For what seemed to him a very long time he lay comatose, only rousing a little now and then when they bathed his head or gave him another injection; and all the while he knew that he was hovering between life and death.
At length a time came when, having lapsed into complete unconsciousness, he found himself outside his body and looking down on to it. His head was swathed in bandages, his left shoulder was strapped up, and a mound over his left leg showed that it was in splints.
Now, his mind cleared as suddenly as if a curtain had been drawn back. He knew that most of his injuries were the result of his fall from the ladder and was again fully aware of all the events which had led up to it.
As he regarded himself, two nuns came to his bedside followed by a priest carrying the Host. The nuns knelt and for a few moments there came the mutter of prayers while the priest administered Extreme Unction. Then the Count noticed that screens had already been drawn round the bed.
'So,' he thought, 'they expect me to die tonight. In fact, in their eyes I am already as good as dead. I must show them that I am not. I must return to my body at once, and next time anyone comes to the bedside make some movement. Otherwise they'll put me in the mortuary, then bury me.'
He willed himself downward towards his nostrils, but his act of will brought him little nearer to them. Its failure revealed to him how weak and attenuated his Silver Cord had become. In sudden panic he realized that it might break at any moment. If it did he would never be able to get back into his body, and would be really dead.
9
A Ghost in the Night
No one can be positive about what happens after death. Like the very beginning of all things and the meaning of eternity, it is one of the great mysteries and not meant for man to know. But throughout the ages a limited number of people have had experiences upon which they are at least justified in basing almost unanswerable arguments for the survival of the spirit and a belief that they have succeeded in lifting a corner of the veil.

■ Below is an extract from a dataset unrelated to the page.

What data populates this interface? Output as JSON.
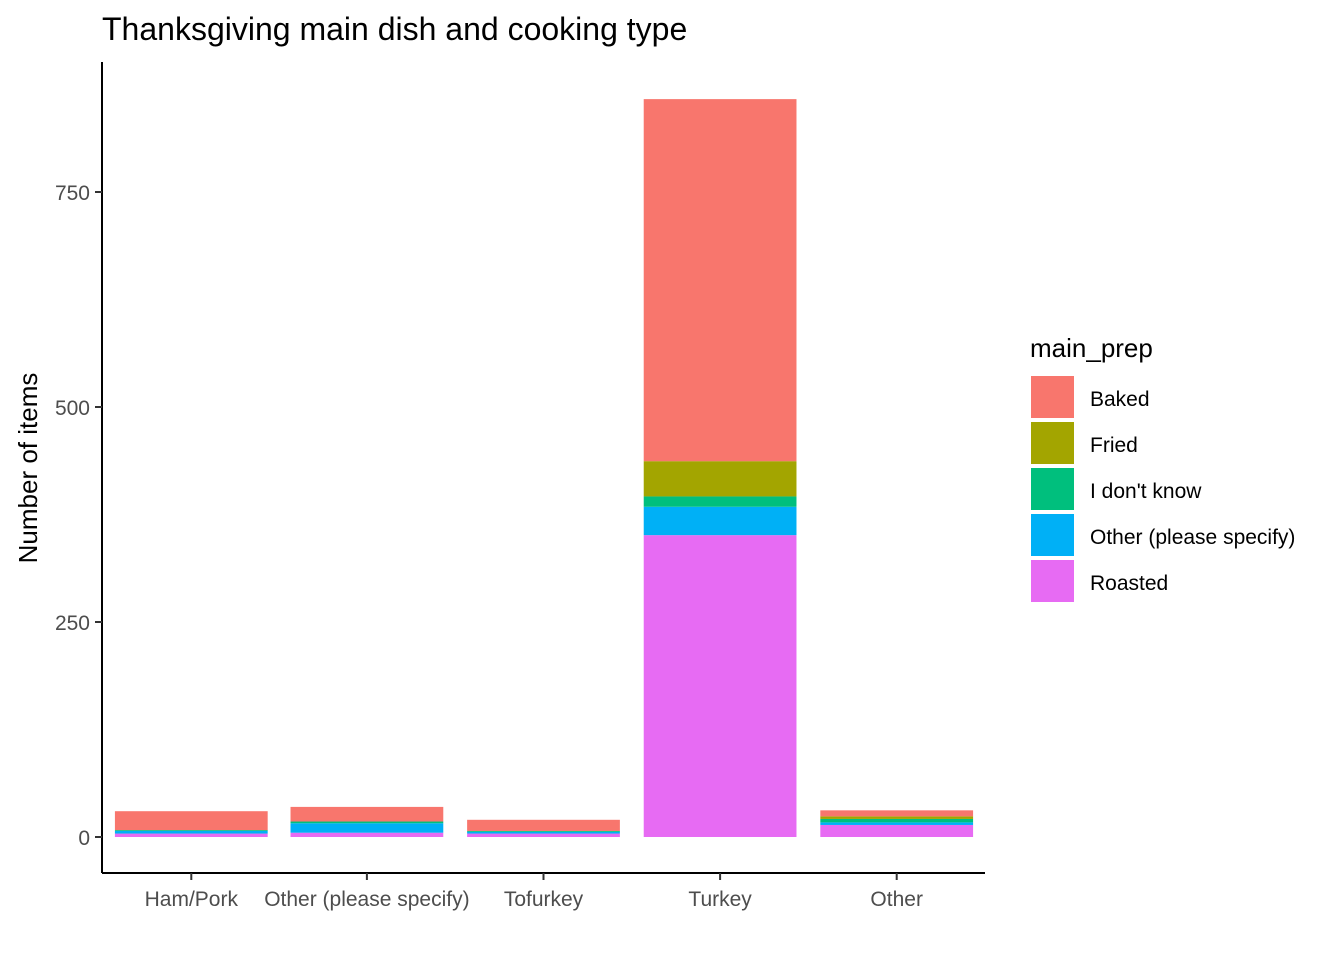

In every period and country there have been people who, after profound meditation and long training, have acquired the ability to will the spirit that animates them out of their bodies while those bodies are still living. That they have actually done so has been proved by their remaining in a state of suspended animation for many days without any form of sustenance and, while in a state of trance, appearing in spirit form to convey messages and warnings to persons at a great distance. From this it is logical to conclude that when the body dies its ego does not die with it, but passes on to some new form of activity; and that those who have been able to leave their bodies while alive and return to them have brought back a certain degree of knowledge about the laws that govern life and so-called death.
That knowledge has been judged by wise men to be unfitting for mortals who have not yet achieved a certain state of advancement, and so in every age had become the jealously-guarded secret of a few enlightened individuals who have mostly been members of an inner circle of some priestly caste. Yet such enlightened ones have always been willing to share that knowledge with those whom they recognize as sufficiently advanced not to abuse it. And de Quesnoy had been chosen as one of those fitted to receive instruction in these great mysteries.